Two lawmakers are asking Silicon Valley Bank depositors if their executives received personal perks from the bank.
In a letter dated Sunday (April 9) and sent to the companies, Sen. Elizabeth Warren, D-Mass., and Rep. Alexandria Ocasio-Cortez, D-N.Y., asked about recent media reports that executives received “coddling” and “white-glove treatment” from the now-failed bank.
“Silicon Valley Bank’s unusually cozy relationship with its clients increased the threat of contagion when the bank went under,” Warren said in a Monday (April 10) press release. “The American people deserve to know how these mutual backscratching arrangements developed, who benefited from them, and what role they played in Silicon Valley Bank’s failure.”
The lawmakers said in the letter that most of the bank’s deposits were not insured by the Federal Deposit Insurance Corp. (FDIC), that this increased the risk of contagion throughout the banking system and that the public deserves an explanation of why the bank was so reliant on a single industry — tech firms and their investors.
“If these deposits were made by company executives and allowed by corporate boards in exchange for personal perks, that behavior raises potential concerns about whether they were meeting their fiduciary duties,” the lawmakers said in the letter. “According to an FDIC official, the mutually beneficial relationship between SVB and the VC and tech industry may have also undermined regulators’ efforts to sell SVB following its failure, as ‘banks had little time that weekend to get comfortable with SVB’s books, particularly when its borrowers and depositors were so closely entwined.’”
In the letter, they ask the companies for a response no later than April 24.

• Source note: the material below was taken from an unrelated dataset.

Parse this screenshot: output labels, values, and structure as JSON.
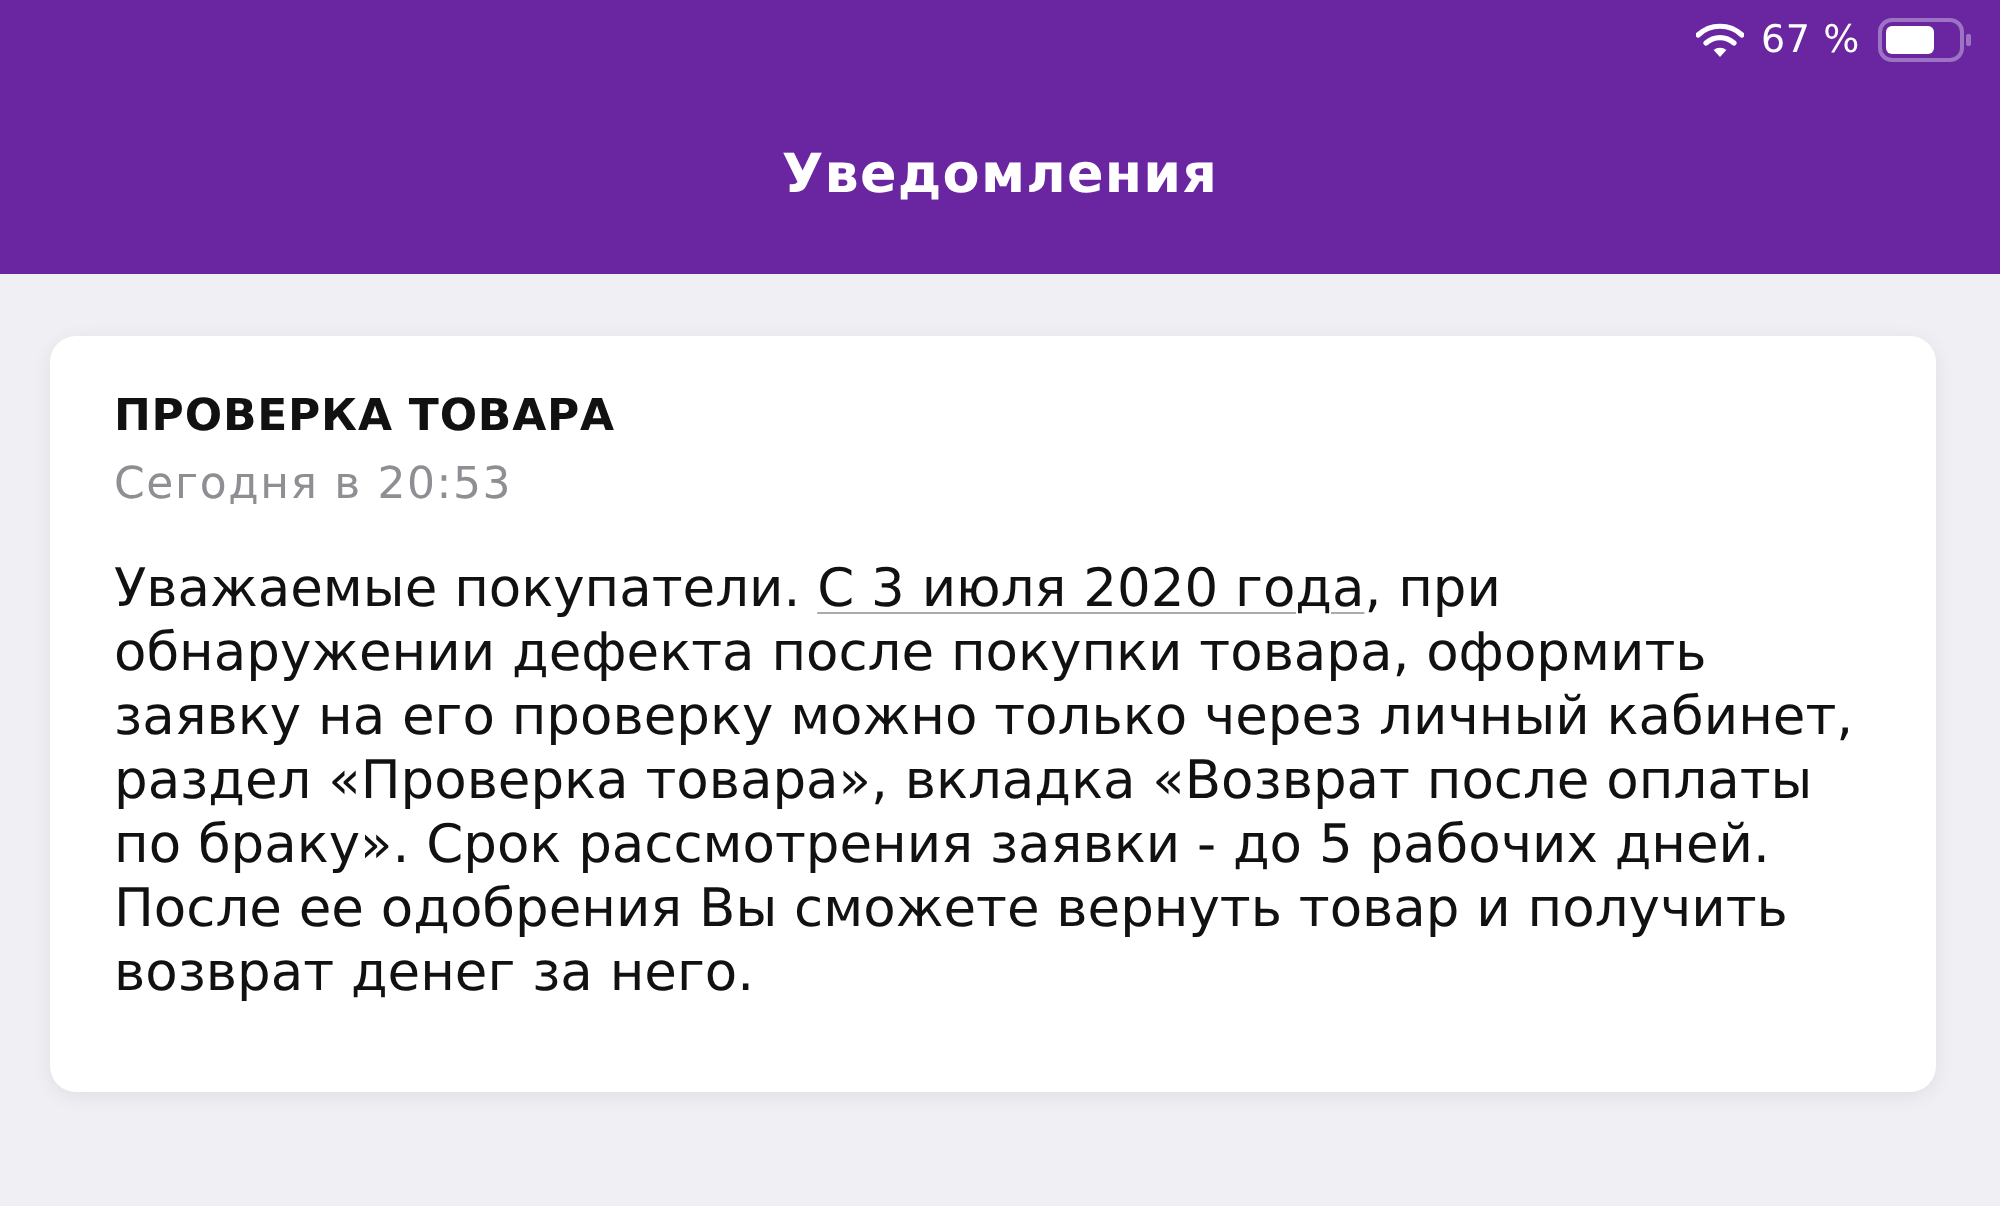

The announcement of this letter comes the same day that it was reported that the venture debt sector is wondering what comes next after the downfall of SVB.
The bank had helped pioneer the crucial-for-startups venture debt field, The Wall Street Journal (WSJ) reported Monday.
It’s still not clear how many other bank venture lenders will proceed amid a new emphasis on risk management following the SVB collapse, the report said.
Days earlier, on Thursday (April 6), Bloomberg News reported that funding to U.S. tech startups plummeted 55% during the first quarter.